Planning for Unreliable Applications

An unreliable application is an application, usually proprietary to an organization, that your business cannot do without, but that does not meet high standards for reliability. There are two basic approaches you can take if you must work with such an application:

Remove the unreliable applications from the servers that are most critical to your enterprise. If an application is known to be unreliable, take steps to isolate it, and do not run the application on a mission-critical server.

Provide sufficient monitoring, and use automatic restarting options where appropriate. Sufficient monitoring requires taking snapshots of important system performance measurements at regular intervals. You can set up automatic restarting of an application or service by using the Services snap-in. For more information about services, see " Services overview" in Help and Support Center for Windows Server 2003.

Avoiding Operational Pitfalls

The following sections describe operational practices that can limit the availability of applications and computers, in both clustered and nonclustered environments.

Supporting multiple versions of the operating system, service packs, and out-of-date applications

Support of a highly available system becomes much more difficult when multiple combinations of different versions of software (and hardware) are used together in one system or in systems that interact on the network. Older software, protocols, and drivers (and the associated hardware) become impractical when they do not support new technologies.

Set aside resources and time for planning, testing, and installing new operating systems, applications, and (where appropriate) hardware. When planning software upgrades, work with users to identify the features they require. Provide training to ease users through software transitions. In your budget for software and support, provide funds for upgrading applications and operating systems in the future.

Installing incompatible hardware

Maintain and follow a hardware standard for new systems, spare parts, and replacement parts.

Failing to plan for future capacity requirements

Capacity planning is critical to the success of highly available systems. Study and monitor your system during peak loads to understand how much extra capacity currently exists in the system.

Performing outdated procedures

Make sure you remove any outdated procedures from operation and support schedules when a root system problem is fixed. For example, when software is replaced or upgraded, certain procedures might become unnecessary or no longer be valid. Pay special attention to procedures that may have become routine. Be sure that all procedures are necessary and not simply temporary fixes for issues for which the root cause has not been found.

Failing to monitor the system

If you do not use adequate monitoring, you might not have the ability to catch problems before they become critical and cause system failures. Without monitoring, an application or server failure may be the only notification you receive of a problem.

Failing to determine the nature of the problem before reacting

If the operations staff is not trained and directed to analyze problems carefully before reacting, your personnel can spend large amounts of time responding inappropriately to a problem.
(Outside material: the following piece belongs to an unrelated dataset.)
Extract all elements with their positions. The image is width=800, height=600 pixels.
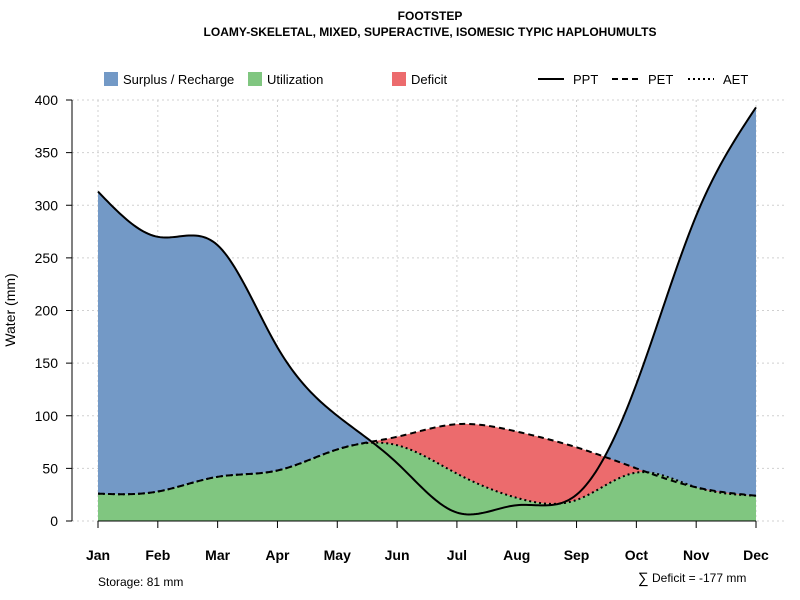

They also might not use monitoring tools effectively in the crucial time between the first signs of a problem and an actual failure.

Treating symptoms instead of root cause

Symptom treatment is an effective strategy for restoring service when an unexpected failure occurs or when performing short-term preventative maintenance. However, symptom treatments that are added to standard operating procedures can become unmanageable. Support personnel can be overwhelmed with symptom treatment and might not be able to react properly to new failures.

Stopping and restarting to end error conditions

Stopping and restarting a computer may be necessary at times. However, if this process temporarily fixes a problem but leaves the root cause untouched, it can create more problems than it solves.